Planning Poker

Planning Poker (also known as Scrum Poker) is a very popular technique proposed in 2002 by James Grenning. Each player uses a set of cards with Fibonacci sequence numbers on it to estimate the overall effort of a task in Story Points.

Planning Poker procedure

Take in mind that with great popularity came multiple variations of this technique, each team tend to adapt it for their needs. Classic procedure is as follows:

  1. The Product Owner provides a short overview of a user story that will be estimated by the team. The team can ask questions. Potential clarifications can influence the initial scope.
  2. Everyone from the team picks one card from his set (1, 2, 3, 5, 8, 13 …) and lays it face down in front of him.
  3. When everyone is ready, the team is turning over cards.
  4. Members with the highest and lowest estimates should justify their votes and discussion continues.
  5. Repeat steps 2-4 until a consensus is reached.

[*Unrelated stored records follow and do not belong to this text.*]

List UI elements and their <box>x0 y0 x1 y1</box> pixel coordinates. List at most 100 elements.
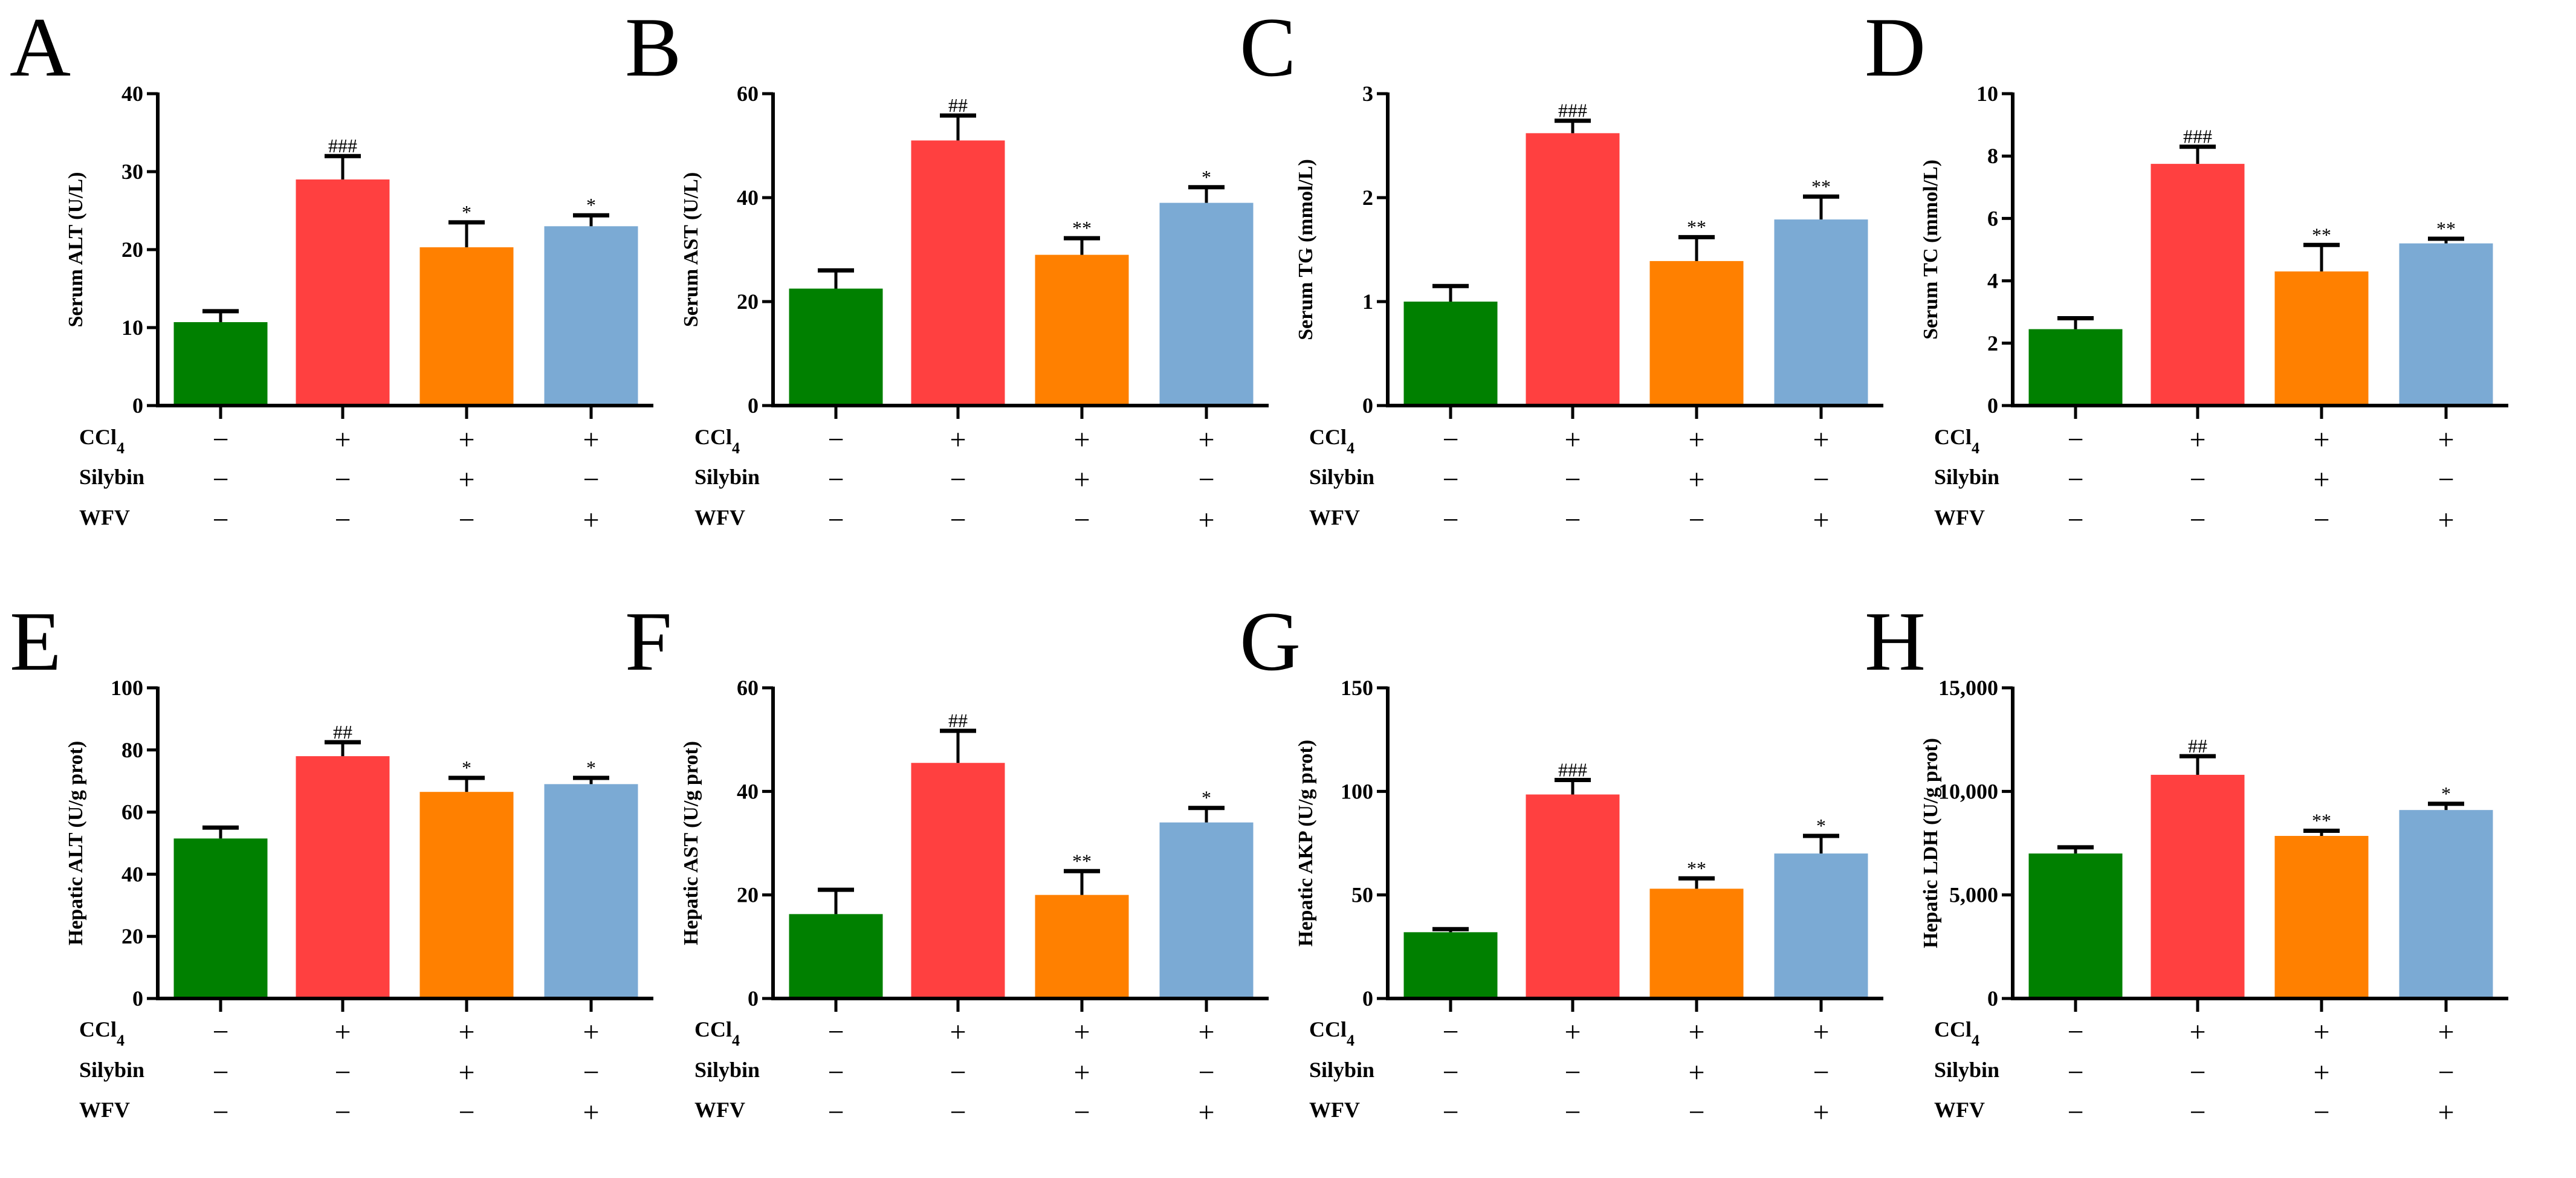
significance-label: ** <box>1811 175 1831 197</box>
significance-label: ** <box>1072 217 1092 239</box>
treatment-sign: − <box>950 1057 966 1089</box>
y-axis-label: Serum ALT (U/L) <box>65 172 87 328</box>
treatment-label: WFV <box>1934 505 1985 529</box>
treatment-sign: − <box>2189 1057 2205 1089</box>
panel-letter: C <box>1240 1 1296 94</box>
y-tick-label: 50 <box>1351 883 1373 907</box>
y-tick-label: 100 <box>111 676 143 700</box>
treatment-sign: + <box>1813 504 1829 536</box>
bar <box>296 756 390 997</box>
treatment-sign: − <box>1073 1096 1090 1128</box>
bar <box>2028 853 2123 997</box>
y-tick-label: 60 <box>737 82 759 106</box>
y-tick-label: 10 <box>1976 82 1998 106</box>
treatment-sign: − <box>212 424 228 456</box>
treatment-sign: + <box>2313 1057 2329 1089</box>
treatment-label: Silybin <box>1934 1058 1999 1082</box>
treatment-label: Silybin <box>694 1058 760 1082</box>
panel-h: H Hepatic LDH (U/g prot) 0 5,000 10,000 15,00… <box>1865 595 2508 1128</box>
treatment-sign: − <box>334 464 351 496</box>
y-tick-label: 150 <box>1341 676 1373 700</box>
bar <box>419 792 514 997</box>
bar <box>1774 219 1868 404</box>
y-tick-label: 10 <box>121 316 143 340</box>
treatment-sign: + <box>950 1016 966 1048</box>
bar <box>2274 271 2369 404</box>
treatment-sign: − <box>583 1057 599 1089</box>
treatment-sign: + <box>1564 424 1581 456</box>
treatment-sign: + <box>1813 1016 1829 1048</box>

Mind the fact, that consensus doesn’t necessarily mean that everyone needs to put the same number. The team might just agree to disagree and put the average or largest number as an estimate.

When to use Planning Poker?

With a strong focus on the discussion, this approach helps to spread the common knowledge of user stories across the team. So Planning Poker is ideal for Scrum Teams, preferably when it is unknown which developer will deal with the issue.

This method shows high accuracy in estimations.

What are the disadvantages?

Although Planning Poker deals well with new features it throttles when it comes to unknown or uncertain things such as research or bugs.

Another important factor is that this is rather time-consuming. From my experience estimating one task often takes more than 15 minutes and the bigger team the longer it takes to find the consensus.